With MindSight, our market intelligence team uses a person’s visceral responses to a series of images to identify emotionally-based motivations that influence someone’s impressions and decision making processes. We call this process “rapid response” image selection, which creates direct access to the emotional experience, before someone can edit the response with rational thought.

The images used aren’t just a random assortment. They have been carefully curated and validated so that we know exactly what they mean. This output is then brought to life with a word exercise to truly expose the nuances of a person’s particular situation.

We dig deeper by mapping the results against our own “periodic table” of human motivations.  This proprietary model maps out emotional responses against several possible deeper, hidden, motivations behind our actions, ranging from the desire to belong to the need for security. As a result, we pinpoint the path a brand needs to make in order to connect not only with emotions but the underlying motives that drive behavioral change.

We uncover the wants and needs that people won’t or cannot express. We identify the positive emotions that might pull consumers toward a category and brand — and the negatives that might push them away. By targeting these aspirations and frustrations, MindSight provides critical insights for marketing to emotional end benefits.

MindSight solves for some limitations in traditional research. Simply asking people what they want provides an incomplete picture. People are not always willing to tell a business what they want, and they may not even be aware of them. Watching people (ethnographic research) can be extremely useful, but doing so is not always easy, and a business willonly get a picture of behaviors after people have formed judgments.
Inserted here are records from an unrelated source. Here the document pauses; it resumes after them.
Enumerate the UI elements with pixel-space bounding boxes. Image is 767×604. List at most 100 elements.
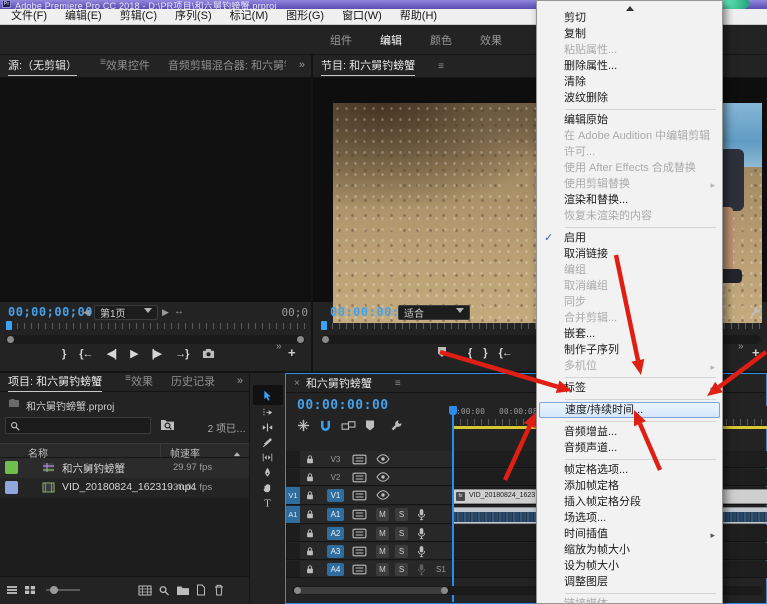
button-overflow-icon[interactable]: »: [276, 341, 282, 352]
menubar-item-2[interactable]: 剪辑(C): [111, 9, 166, 24]
source-patch-a1[interactable]: A1: [286, 506, 300, 523]
workspace-tab-1[interactable]: 编辑: [380, 32, 402, 48]
timeline-playhead[interactable]: [452, 406, 454, 602]
selection-tool[interactable]: [253, 385, 283, 405]
panel-menu-icon[interactable]: ≡: [395, 378, 401, 389]
context-menu-item-label[interactable]: 标签▸: [537, 380, 722, 396]
mute-button[interactable]: M: [376, 563, 389, 576]
context-menu-item-edit-original[interactable]: 编辑原始: [537, 112, 722, 128]
track-lock-icon[interactable]: [305, 490, 315, 501]
voiceover-record-mic-icon[interactable]: [417, 527, 426, 540]
tab-source-1[interactable]: 效果控件: [106, 57, 150, 76]
transport-button-4[interactable]: |▶: [152, 347, 162, 360]
timeline-settings-wrench-icon[interactable]: [390, 419, 403, 432]
mute-button[interactable]: M: [376, 527, 389, 540]
timeline-scrollbar-handle[interactable]: [294, 587, 448, 594]
transport-button-0[interactable]: }: [62, 348, 65, 360]
track-selector-a3[interactable]: A3: [327, 545, 344, 558]
type-tool[interactable]: T: [253, 495, 283, 510]
panel-menu-icon[interactable]: ≡: [438, 61, 444, 72]
track-selector-v1[interactable]: V1: [327, 489, 344, 502]
track-lock-icon[interactable]: [305, 509, 315, 520]
menubar-item-7[interactable]: 帮助(H): [391, 9, 446, 24]
context-menu-item-nest[interactable]: 嵌套...: [537, 326, 722, 342]
mute-button[interactable]: M: [376, 545, 389, 558]
context-menu-item-adjustment-layer[interactable]: 调整图层: [537, 574, 722, 590]
project-file-name[interactable]: 和六舅钓螃蟹.prproj: [26, 398, 226, 413]
track-lock-icon[interactable]: [305, 564, 315, 575]
project-row-1[interactable]: VID_20180824_162319.mp430.01 fps: [0, 478, 249, 498]
context-menu-item-set-to-frame-size[interactable]: 设为帧大小: [537, 558, 722, 574]
tab-source-2[interactable]: 音频剪辑混合器: 和六舅钓螃蟹: [168, 57, 286, 76]
export-frame-icon[interactable]: [202, 347, 215, 360]
track-selector-a4[interactable]: A4: [327, 563, 344, 576]
context-menu-item-frame-hold-options[interactable]: 帧定格选项...: [537, 462, 722, 478]
context-menu-item-add-frame-hold[interactable]: 添加帧定格: [537, 478, 722, 494]
toggle-track-output-eye-icon[interactable]: [376, 490, 390, 500]
razor-tool[interactable]: [253, 435, 283, 450]
automate-to-sequence-icon[interactable]: [138, 585, 152, 596]
toggle-track-output-eye-icon[interactable]: [376, 472, 390, 482]
solo-button[interactable]: S: [395, 563, 408, 576]
playhead-head[interactable]: [449, 406, 457, 415]
add-button-icon[interactable]: +: [752, 345, 760, 360]
solo-button[interactable]: S: [395, 545, 408, 558]
context-menu-item-make-subsequence[interactable]: 制作子序列: [537, 342, 722, 358]
tab-project-2[interactable]: 历史记录: [171, 373, 215, 392]
find-icon[interactable]: [158, 585, 170, 596]
linked-selection-icon[interactable]: [341, 419, 356, 432]
tab-source-0[interactable]: 源:（无剪辑）: [8, 57, 77, 76]
slip-tool[interactable]: [253, 450, 283, 465]
insert-overwrite-icon[interactable]: [297, 419, 310, 432]
context-menu-item-unlink[interactable]: 取消链接: [537, 246, 722, 262]
context-menu-item-audio-channels[interactable]: 音频声道...: [537, 440, 722, 456]
tab-overflow-icon[interactable]: »: [299, 59, 305, 71]
transport-button-2[interactable]: ◀|: [107, 347, 117, 360]
transport-button-2[interactable]: {←: [499, 347, 512, 359]
search-bin-icon[interactable]: [160, 418, 175, 431]
page-next-icon[interactable]: ▶: [162, 307, 169, 318]
timeline-timecode[interactable]: 00:00:00:00: [297, 398, 389, 413]
context-menu-item-ripple-delete[interactable]: 波纹删除: [537, 90, 722, 106]
transport-button-5[interactable]: →}: [175, 348, 188, 360]
zoom-level-dropdown[interactable]: 适合: [398, 305, 470, 320]
label-color-chip[interactable]: [5, 461, 18, 474]
project-row-0[interactable]: 和六舅钓螃蟹29.97 fps: [0, 458, 249, 478]
track-selector-v2[interactable]: V2: [327, 471, 344, 484]
sync-lock-icon[interactable]: [352, 546, 367, 557]
menubar-item-1[interactable]: 编辑(E): [56, 9, 111, 24]
track-lock-icon[interactable]: [305, 454, 315, 465]
tab-project-0[interactable]: 项目: 和六舅钓螃蟹: [8, 373, 102, 392]
context-menu-item-cut[interactable]: 剪切: [537, 10, 722, 26]
context-menu-item-copy[interactable]: 复制: [537, 26, 722, 42]
sync-lock-icon[interactable]: [352, 564, 367, 575]
sync-lock-icon[interactable]: [352, 509, 367, 520]
track-selector-a2[interactable]: A2: [327, 527, 344, 540]
context-menu-item-insert-frame-hold-segment[interactable]: 插入帧定格分段: [537, 494, 722, 510]
trash-icon[interactable]: [214, 584, 224, 596]
solo-button[interactable]: S: [395, 527, 408, 540]
tab-project-1[interactable]: 效果: [131, 373, 153, 392]
fit-marks-icon[interactable]: ↔: [174, 306, 184, 317]
transport-button-1[interactable]: {←: [79, 348, 92, 360]
marker-icon[interactable]: [365, 419, 375, 432]
workspace-tab-2[interactable]: 颜色: [430, 32, 452, 48]
source-patch-empty[interactable]: [286, 451, 300, 467]
snap-magnet-icon[interactable]: [319, 419, 332, 432]
sync-lock-icon[interactable]: [352, 490, 367, 501]
sync-lock-icon[interactable]: [352, 472, 367, 483]
voiceover-record-mic-icon[interactable]: [417, 545, 426, 558]
transport-button-3[interactable]: ▶: [130, 347, 137, 360]
list-view-icon[interactable]: [6, 585, 18, 595]
scrollbar-handle-left[interactable]: [294, 587, 301, 594]
sync-lock-icon[interactable]: [352, 454, 367, 465]
mute-button[interactable]: M: [376, 508, 389, 521]
tab-overflow-icon[interactable]: »: [237, 375, 243, 387]
toggle-track-output-eye-icon[interactable]: [376, 454, 390, 464]
new-bin-icon[interactable]: [176, 585, 190, 596]
close-tab-icon[interactable]: ×: [294, 378, 300, 389]
zoom-slider[interactable]: [46, 589, 80, 591]
workspace-tab-0[interactable]: 组件: [330, 32, 352, 48]
track-lock-icon[interactable]: [305, 472, 315, 483]
scrollbar-handle-left[interactable]: [7, 336, 14, 343]
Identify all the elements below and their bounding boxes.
MindSight is a digital process that can be done remotely, too. We believe tools such as MindSight will become increasingly important at a time when brands are trying to forge closer emotional connections though digital-first world.  We’re already achieving results for a number of businesses. For example:

  • We helped a retailer flag a hitch in a campaign rollout: its audience was responding negatively to a series of ads. Using MindSight, we identified the problem, which consisted of the use of colors that were turning off the company’s audience.
  • For a maker of furniture polish, we applied MindSight to discover the motivations underlying both frequent use of polish and the willingness to buy a premium brand. We uncovered an unstated emotional need: people wanted to go beyond cleaning their most valuable furniture; they wanted to condition and protect it, too. From there, we helped the client develop branding that would convince its audience to buy its product based on the consumer’s driving emotion.

Now, more than ever, businesses need to quickly assess and launch products that will resonate with people at an emotional level. By connecting with people emotionally, brands form tribal loyalty. The good news is that it no longer requires a business months and years of expensive research. With a tool such as MindSight, a business can quickly test and learn new ideas and products in a digital format. By understanding the emotional needs that drive behavior, businesses can be ready with the right product at the right time.